Even people with no mental health problems frequently find themselves anxious, angry or depressed in response to the stresses of everyday life. Several studies have demonstrated that chiropractic care can help such basically healthy people attain an improved sense of emotional well-being.8 In this sense, a chiropractic adjustment can be a first step toward an "attitude adjustment."

When those around you are in a good state of mind, they are much more pleasant to be around. This is one of the "selfish" reasons to refer friends, co-workers and family members to chiropractic care.

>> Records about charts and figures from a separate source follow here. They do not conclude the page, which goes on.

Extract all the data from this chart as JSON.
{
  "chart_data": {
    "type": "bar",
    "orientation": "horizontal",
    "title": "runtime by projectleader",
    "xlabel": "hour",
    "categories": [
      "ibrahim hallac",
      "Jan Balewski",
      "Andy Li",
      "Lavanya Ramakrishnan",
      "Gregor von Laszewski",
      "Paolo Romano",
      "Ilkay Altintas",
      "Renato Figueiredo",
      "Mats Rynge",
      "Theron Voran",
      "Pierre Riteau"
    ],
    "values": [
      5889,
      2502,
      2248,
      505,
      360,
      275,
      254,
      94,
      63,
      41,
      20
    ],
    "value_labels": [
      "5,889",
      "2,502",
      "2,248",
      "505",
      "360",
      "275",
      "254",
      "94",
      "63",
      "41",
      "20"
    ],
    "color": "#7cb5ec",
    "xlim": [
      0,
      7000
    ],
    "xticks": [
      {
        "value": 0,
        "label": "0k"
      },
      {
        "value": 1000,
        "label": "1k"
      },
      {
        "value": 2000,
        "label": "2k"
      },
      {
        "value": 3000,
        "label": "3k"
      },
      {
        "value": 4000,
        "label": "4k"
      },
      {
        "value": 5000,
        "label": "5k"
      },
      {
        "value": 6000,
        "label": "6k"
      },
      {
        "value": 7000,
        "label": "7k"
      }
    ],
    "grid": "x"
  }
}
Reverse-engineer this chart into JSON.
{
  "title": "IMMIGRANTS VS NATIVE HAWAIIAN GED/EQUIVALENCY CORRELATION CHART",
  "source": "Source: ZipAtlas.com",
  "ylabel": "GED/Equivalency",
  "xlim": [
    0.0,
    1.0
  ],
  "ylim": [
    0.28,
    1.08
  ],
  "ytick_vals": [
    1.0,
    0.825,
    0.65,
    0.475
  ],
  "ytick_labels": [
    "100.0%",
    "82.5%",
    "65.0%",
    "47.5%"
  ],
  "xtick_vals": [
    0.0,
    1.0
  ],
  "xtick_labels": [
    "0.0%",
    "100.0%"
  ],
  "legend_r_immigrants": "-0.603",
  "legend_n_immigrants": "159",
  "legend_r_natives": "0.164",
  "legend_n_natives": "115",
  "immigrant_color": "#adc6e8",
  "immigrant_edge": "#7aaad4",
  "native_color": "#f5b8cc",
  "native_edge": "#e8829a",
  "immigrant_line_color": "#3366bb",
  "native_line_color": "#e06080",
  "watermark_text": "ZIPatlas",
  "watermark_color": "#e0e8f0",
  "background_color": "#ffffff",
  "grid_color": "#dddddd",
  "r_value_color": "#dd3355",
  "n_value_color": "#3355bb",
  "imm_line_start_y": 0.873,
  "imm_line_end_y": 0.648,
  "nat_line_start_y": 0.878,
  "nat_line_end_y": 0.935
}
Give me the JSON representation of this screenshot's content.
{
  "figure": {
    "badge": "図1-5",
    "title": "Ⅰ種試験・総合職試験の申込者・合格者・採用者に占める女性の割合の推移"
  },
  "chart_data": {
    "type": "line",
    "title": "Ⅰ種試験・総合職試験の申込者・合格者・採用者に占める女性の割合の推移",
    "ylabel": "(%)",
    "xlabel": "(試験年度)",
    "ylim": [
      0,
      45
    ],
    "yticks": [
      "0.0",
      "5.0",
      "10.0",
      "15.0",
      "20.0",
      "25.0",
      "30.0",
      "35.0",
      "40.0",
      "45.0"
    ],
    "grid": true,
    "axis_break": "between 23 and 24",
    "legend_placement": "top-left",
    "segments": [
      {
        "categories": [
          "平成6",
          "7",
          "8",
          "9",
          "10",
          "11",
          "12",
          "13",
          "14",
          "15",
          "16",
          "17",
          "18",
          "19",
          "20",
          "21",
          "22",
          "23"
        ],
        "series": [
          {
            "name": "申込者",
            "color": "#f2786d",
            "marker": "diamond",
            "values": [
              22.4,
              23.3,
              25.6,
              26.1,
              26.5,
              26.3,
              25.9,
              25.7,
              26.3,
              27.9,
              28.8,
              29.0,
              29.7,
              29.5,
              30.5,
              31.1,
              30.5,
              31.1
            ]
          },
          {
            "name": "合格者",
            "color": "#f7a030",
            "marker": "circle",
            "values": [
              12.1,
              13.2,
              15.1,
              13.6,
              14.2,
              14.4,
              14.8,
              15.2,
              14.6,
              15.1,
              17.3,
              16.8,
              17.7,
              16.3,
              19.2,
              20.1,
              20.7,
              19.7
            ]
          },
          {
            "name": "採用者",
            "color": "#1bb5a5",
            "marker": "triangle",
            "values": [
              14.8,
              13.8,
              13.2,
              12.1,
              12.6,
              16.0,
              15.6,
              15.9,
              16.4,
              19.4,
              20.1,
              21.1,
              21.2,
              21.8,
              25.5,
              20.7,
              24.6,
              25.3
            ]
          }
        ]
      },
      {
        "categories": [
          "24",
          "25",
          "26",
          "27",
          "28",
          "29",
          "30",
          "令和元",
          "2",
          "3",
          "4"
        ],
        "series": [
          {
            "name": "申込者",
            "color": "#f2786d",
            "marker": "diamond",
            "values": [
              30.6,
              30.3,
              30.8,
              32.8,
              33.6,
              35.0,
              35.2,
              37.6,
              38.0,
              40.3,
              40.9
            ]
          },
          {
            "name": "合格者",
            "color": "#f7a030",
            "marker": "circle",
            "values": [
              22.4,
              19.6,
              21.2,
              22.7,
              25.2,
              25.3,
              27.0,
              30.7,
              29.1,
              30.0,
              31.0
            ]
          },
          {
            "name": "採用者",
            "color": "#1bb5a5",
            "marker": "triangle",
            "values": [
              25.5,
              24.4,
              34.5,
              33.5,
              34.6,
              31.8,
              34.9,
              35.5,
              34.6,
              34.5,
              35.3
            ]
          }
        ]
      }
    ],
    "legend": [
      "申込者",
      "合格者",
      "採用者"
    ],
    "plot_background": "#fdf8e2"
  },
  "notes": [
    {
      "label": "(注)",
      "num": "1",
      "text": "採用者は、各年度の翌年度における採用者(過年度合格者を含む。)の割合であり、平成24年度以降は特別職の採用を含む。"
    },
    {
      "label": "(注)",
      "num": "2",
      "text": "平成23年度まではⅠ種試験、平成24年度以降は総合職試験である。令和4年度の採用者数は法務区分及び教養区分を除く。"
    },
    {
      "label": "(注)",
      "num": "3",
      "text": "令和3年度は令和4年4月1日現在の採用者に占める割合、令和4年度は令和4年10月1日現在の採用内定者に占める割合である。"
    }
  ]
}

  1. Behrendt M, Olsen N. The impact of subluxation correction on mental health: reduction of anxiety in a female patient under chiropractic care. J of Vertebral Subluxation Res 2004:1-10.
  2. Sullivan EC. The chiropractic management of anxiety: a case report. ACA J Chiro 1992;29:29.
  3. Potthoff S, Penwell R, Wolf J. Panic attacks and the chiropractic adjustment: a case report. ACA J Chiro 1993;30:26.
  4. Peterson KB. The effects of spinal manipulation on the intensity of emotional arousal in phobic subjects exposed to a threat stimulus: a randomized, controlled, double-blind clinical trial. J Manipulative Physiol Ther 1997;20:602.
  5. Koren T, Rosenwinkel E. Spinal patterns as predictors of personality profiles: a pilot study. Int J Psychom 1992;39:10.
  6. Schwartz HS. Mental Health and Chiropractic. Sessions Publishers, New York, 1973.
  7. Todres-Masarsky M, Masarsky CS, Langhans E. The Somatovisceral Interface: Further Evidence. In: Masarsky CS, Todres-Masarsky M (editors): Somatovisceral Aspects of Chiropractic: An Evidence-Based Approach. Churchill Livingstone, New York, 2001.
  8. Hawk C. Patient-Based Outcomes Assessment: "Pencil-and-Paper" Instruments. In: Masarsky CS, Todres-Masarsky M (editors): Somatovisceral Aspects of Chiropractic: An Evidence-Based Approach. Churchill Livingstone, New York, 2001.